Amazon, dont la capitalisation boursière vient de franchir le seuil des 1000 milliards, est-il un dangereux monopole ? Pour la plupart des experts américains de l’antitrust, la réponse est clairement non. Sa position est loin d’être dominante (moins de 5% du commerce US). Surtout, quand Amazon casse les prix, le consommateur est le grand gagnant. Or, depuis les années 1980, l’impact consommateur est le critère principal que retiennent les tribunaux US, sous l’influence des économistes de l’école de Chicago.

Pourtant, quelques juristes téméraires remettent en cause cette logique. Pour eux, Amazon fait deux choses qui étaient impensables avant l’Internet. Il vend à perte quasi-indéfiniment, grâce à des investisseurs à la patience infinie (valorisation = 200x les profits ; c’était 900 x encore récemment…). Et il rend ses rivaux dépendants de ses incontournables services B2B (marketplace, cloud), qui lui permettent de collecter des informations… pour les concurrencer. Un peu comme si votre opérateur téléphonique écoutait vos conversations pour venir vous piquer des affaires.

D’où LA question : va-t-on, pour arrêter Amazon, revenir à la doctrine antitrust plus interventionniste qui prévalait il y a cinquante ans ? Comme ça dépend du gouvernement Trump, ne retenez pas votre souffle... 

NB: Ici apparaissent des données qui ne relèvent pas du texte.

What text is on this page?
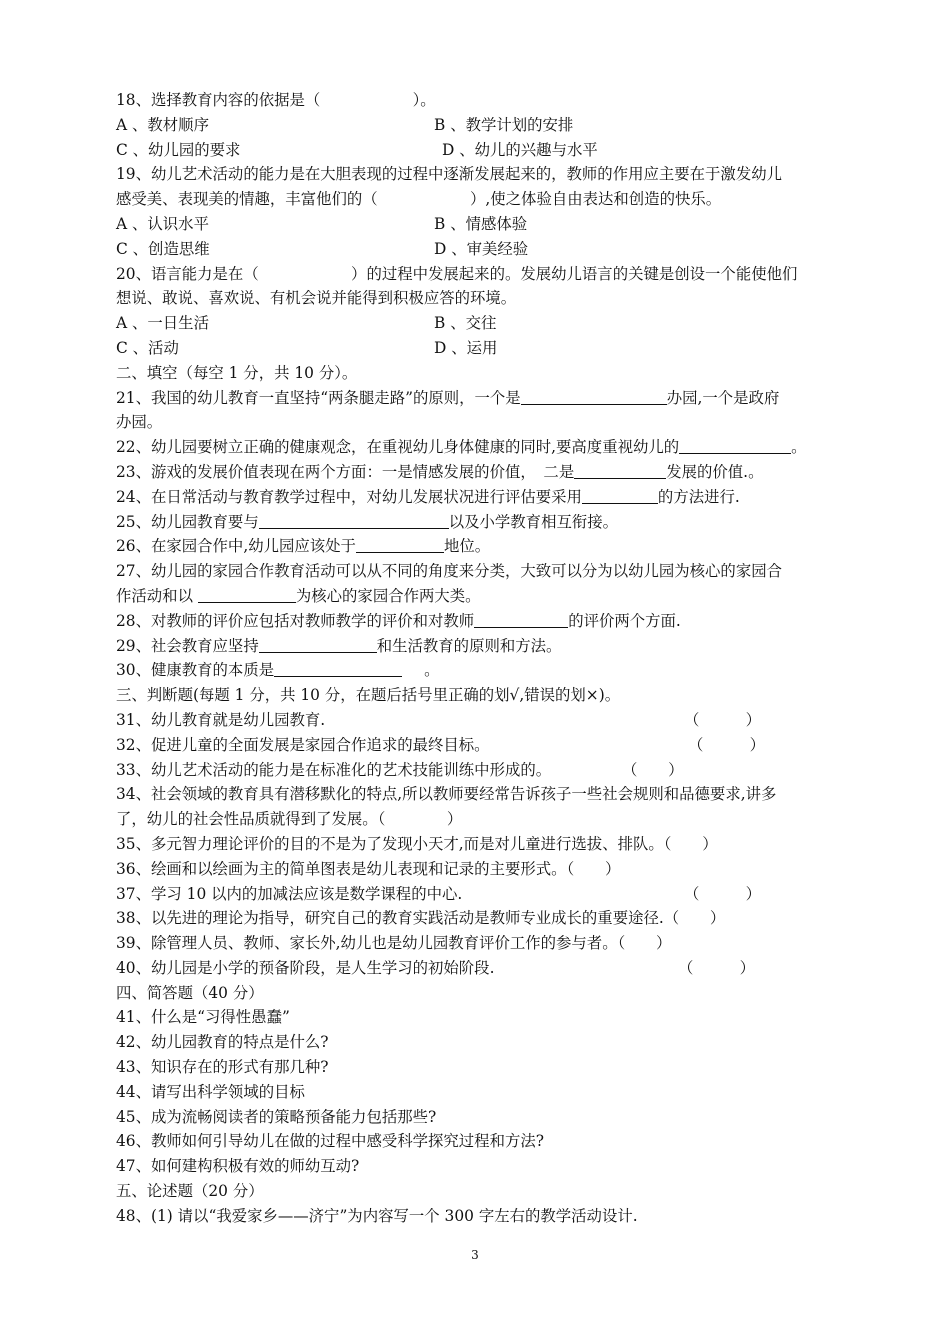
18、选择教育内容的依据是（　　　　　　）。
A 、教材顺序	B 、教学计划的安排
C 、幼儿园的要求	D 、幼儿的兴趣与水平
19、幼儿艺术活动的能力是在大胆表现的过程中逐渐发展起来的，教师的作用应主要在于激发幼儿
感受美、表现美的情趣，丰富他们的（　　　　　　）,使之体验自由表达和创造的快乐。
A 、认识水平	B 、情感体验
C 、创造思维	D 、审美经验
20、语言能力是在（　　　　　　）的过程中发展起来的。发展幼儿语言的关键是创设一个能使他们
想说、敢说、喜欢说、有机会说并能得到积极应答的环境。
A 、一日生活	B 、交往
C 、活动	D 、运用
二、填空（每空 1 分，共 10 分）。
21、我国的幼儿教育一直坚持“两条腿走路”的原则，一个是	办园,一个是政府
办园。
22、幼儿园要树立正确的健康观念，在重视幼儿身体健康的同时,要高度重视幼儿的	。
23、游戏的发展价值表现在两个方面：一是情感发展的价值，　二是	发展的价值.。
24、在日常活动与教育教学过程中，对幼儿发展状况进行评估要采用	的方法进行.
25、幼儿园教育要与	以及小学教育相互衔接。
26、在家园合作中,幼儿园应该处于	地位。
27、幼儿园的家园合作教育活动可以从不同的角度来分类，大致可以分为以幼儿园为核心的家园合
作活动和以	为核心的家园合作两大类。
28、对教师的评价应包括对教师教学的评价和对教师	的评价两个方面.
29、社会教育应坚持	和生活教育的原则和方法。
30、健康教育的本质是	。
三、判断题(每题 1 分，共 10 分，在题后括号里正确的划√,错误的划×)。
31、幼儿教育就是幼儿园教育.	（　　　）
32、促进儿童的全面发展是家园合作追求的最终目标。	（　　　）
33、幼儿艺术活动的能力是在标准化的艺术技能训练中形成的。	（　　）
34、社会领域的教育具有潜移默化的特点,所以教师要经常告诉孩子一些社会规则和品德要求,讲多
了，幼儿的社会性品质就得到了发展。（　　　　）
35、多元智力理论评价的目的不是为了发现小天才,而是对儿童进行选拔、排队。（　　）
36、绘画和以绘画为主的简单图表是幼儿表现和记录的主要形式。（　　）
37、学习 10 以内的加减法应该是数学课程的中心.	（　　　）
38、以先进的理论为指导，研究自己的教育实践活动是教师专业成长的重要途径.（　　）
39、除管理人员、教师、家长外,幼儿也是幼儿园教育评价工作的参与者。（　　）
40、幼儿园是小学的预备阶段，是人生学习的初始阶段.	（　　　）
四、简答题（40 分）
41、什么是“习得性愚蠢”
42、幼儿园教育的特点是什么?
43、知识存在的形式有那几种?
44、请写出科学领域的目标
45、成为流畅阅读者的策略预备能力包括那些?
46、教师如何引导幼儿在做的过程中感受科学探究过程和方法?
47、如何建构积极有效的师幼互动?
五、论述题（20 分）
48、(1) 请以“我爱家乡——济宁”为内容写一个 300 字左右的教学活动设计.
3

Tous les mercredis, Olivier Sibony (ex-senior partner chez McKinsey, prof de stratégie à HEC, London Business School, Oxford) nous explique un concept de management. Sans bullsh*t.

Posez vos questions de management à Olivier Sibony sur asksibo@timetosignoff.fr, retrouvez ses posts sur LinkedIn ou lisez son nouveau (très bon) bouquin : Cracked It!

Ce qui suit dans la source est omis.